Note that the bill doesn’t say ‘participating’ in the school lunch program — just ‘eligible.’
More than 100 “funding opportunities already exist for STEM related grants,” according to STEMgrants.com.
Rep. Marcia Fudge wants to honor a former representative by naming a fire-prevention act after her.
The Honorable Stephanie Tubbs Jones College Fire Prevention Act would create the Honorable Stephanie Tubbs Jones Fire Suppression Demonstration Program, within the Department of Education. Promoting sprinkler systems and other fire suppression and prevention technologies in qualified student housing and dorms is the goal, and at least 10 percent of the grants would go to minority institutions; 10 percent would go for social fraternities and sororities.
Don’t local fire codes already address this?
Tubbs Jones was the first African-American woman elected to the U.S. House of Representatives from Ohio. She died of a brain aneurysm in 2008. A transit center and health center in Cleveland bears her name.
Fudge has an even more outrageous request.
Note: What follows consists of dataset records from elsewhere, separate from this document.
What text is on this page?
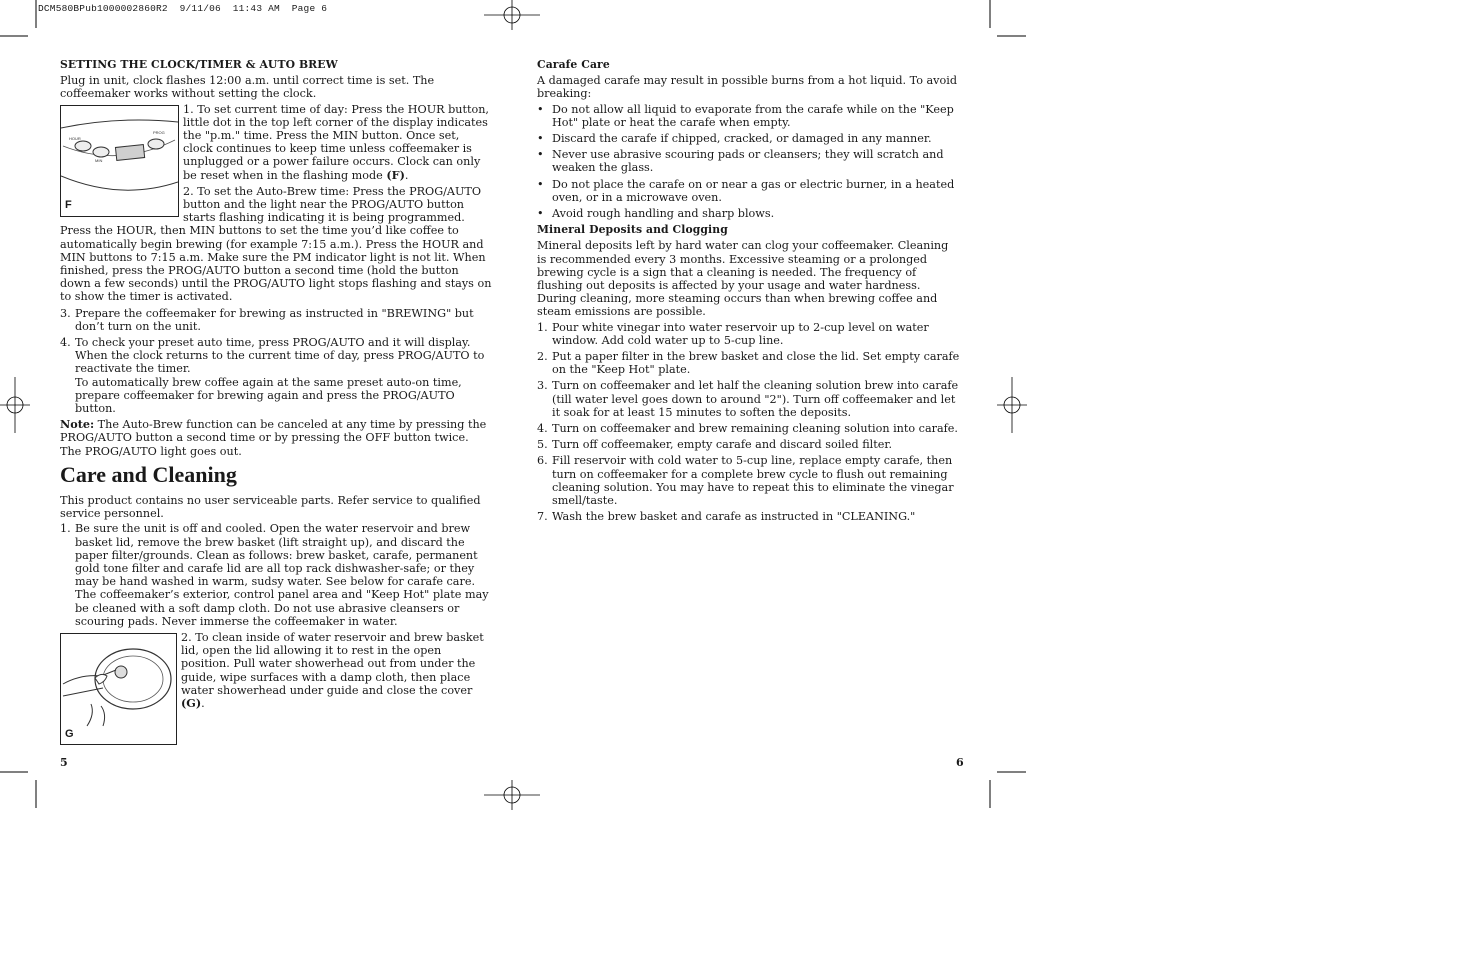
DCM580BPub1000002860R2  9/11/06  11:43 AM  Page 6
SETTING THE CLOCK/TIMER & AUTO BREW

Plug in unit, clock flashes 12:00 a.m. until correct time is set. The coffeemaker works without setting the clock.

HOUR
MIN
PROG
F
1. To set current time of day: Press the HOUR button, little dot in the top left corner of the display indicates the "p.m." time. Press the MIN button. Once set, clock continues to keep time unless coffeemaker is unplugged or a power failure occurs. Clock can only be reset when in the flashing mode (F).
2. To set the Auto-Brew time: Press the PROG/AUTO button and the light near the PROG/AUTO button starts flashing indicating it is being programmed. Press the HOUR, then MIN buttons to set the time you’d like coffee to automatically begin brewing (for example 7:15 a.m.). Press the HOUR and MIN buttons to 7:15 a.m. Make sure the PM indicator light is not lit. When finished, press the PROG/AUTO button a second time (hold the button down a few seconds) until the PROG/AUTO light stops flashing and stays on to show the timer is activated.
3. Prepare the coffeemaker for brewing as instructed in "BREWING" but don’t turn on the unit.
4. To check your preset auto time, press PROG/AUTO and it will display. When the clock returns to the current time of day, press PROG/AUTO to reactivate the timer.
To automatically brew coffee again at the same preset auto-on time, prepare coffeemaker for brewing again and press the PROG/AUTO button.

Note: The Auto-Brew function can be canceled at any time by pressing the PROG/AUTO button a second time or by pressing the OFF button twice.
The PROG/AUTO light goes out.

Care and Cleaning

This product contains no user serviceable parts. Refer service to qualified service personnel.

1. Be sure the unit is off and cooled. Open the water reservoir and brew basket lid, remove the brew basket (lift straight up), and discard the paper filter/grounds. Clean as follows: brew basket, carafe, permanent gold tone filter and carafe lid are all top rack dishwasher-safe; or they may be hand washed in warm, sudsy water. See below for carafe care. The coffeemaker’s exterior, control panel area and "Keep Hot" plate may be cleaned with a soft damp cloth. Do not use abrasive cleansers or scouring pads. Never immerse the coffeemaker in water.
G
2. To clean inside of water reservoir and brew basket lid, open the lid allowing it to rest in the open position. Pull water showerhead out from under the guide, wipe surfaces with a damp cloth, then place water showerhead under guide and close the cover (G).
5
Carafe Care

A damaged carafe may result in possible burns from a hot liquid. To avoid breaking:

• Do not allow all liquid to evaporate from the carafe while on the "Keep Hot" plate or heat the carafe when empty.
• Discard the carafe if chipped, cracked, or damaged in any manner.
• Never use abrasive scouring pads or cleansers; they will scratch and weaken the glass.
• Do not place the carafe on or near a gas or electric burner, in a heated oven, or in a microwave oven.
• Avoid rough handling and sharp blows.
Mineral Deposits and Clogging

Mineral deposits left by hard water can clog your coffeemaker. Cleaning is recommended every 3 months. Excessive steaming or a prolonged brewing cycle is a sign that a cleaning is needed. The frequency of flushing out deposits is affected by your usage and water hardness. During cleaning, more steaming occurs than when brewing coffee and steam emissions are possible.

1. Pour white vinegar into water reservoir up to 2-cup level on water window. Add cold water up to 5-cup line.
2. Put a paper filter in the brew basket and close the lid. Set empty carafe on the "Keep Hot" plate.
3. Turn on coffeemaker and let half the cleaning solution brew into carafe (till water level goes down to around "2"). Turn off coffeemaker and let it soak for at least 15 minutes to soften the deposits.
4. Turn on coffeemaker and brew remaining cleaning solution into carafe.
5. Turn off coffeemaker, empty carafe and discard soiled filter.
6. Fill reservoir with cold water to 5-cup line, replace empty carafe, then turn on coffeemaker for a complete brew cycle to flush out remaining cleaning solution. You may have to repeat this to eliminate the vinegar smell/taste.
7. Wash the brew basket and carafe as instructed in "CLEANING."
6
She wants $8.9 billion plus “such sums as necessary” for her Let’s Grow Act of 2013, which will provide assistance to “create and support sustainable agriculture activities and improve access to nutrition” in cities.
Under the act, convenience stores will expand their offerings of fruit and vegetables; grants will pay for food security assessments; agricultural producers will partner with pre-school and day-care programs to develop an “industry-leading preschool nutrition education and meal program;” underserved areas will have access to healthy foods; abandoned or foreclosed properties will be converted to urban agricultural use; there will be more community gardens and urban farms; socially disadvantaged urban farmers and ranchers will get payment assistance; kids who participate in the school lunch program will be fed over the weekends and holidays; and schools, museums and libraries will be able to increase their energy efficiency.
Oh, the supplemental nutrition assistance program — SNAP, formerly the food-stamp program — will get money to “establish hunger-free communities incentive grants to improve participant access to local fruits and vegetables,” and urban farmers markets will get money to install the electronic benefit transfer system SNAP participants use.
No wonder Fudge needs a blank check.
And with bills like this, it’s no wonder the federal government has a $17 trillion debt.
Interestingly, the blank check requests come only from Ohio Democratic representatives.
Fortunately for taxpayers, GovTrack.us gives the aforementioned bills a 0 percent to 2 percent chance of being enacted. But with a blank check, any chance is unacceptable.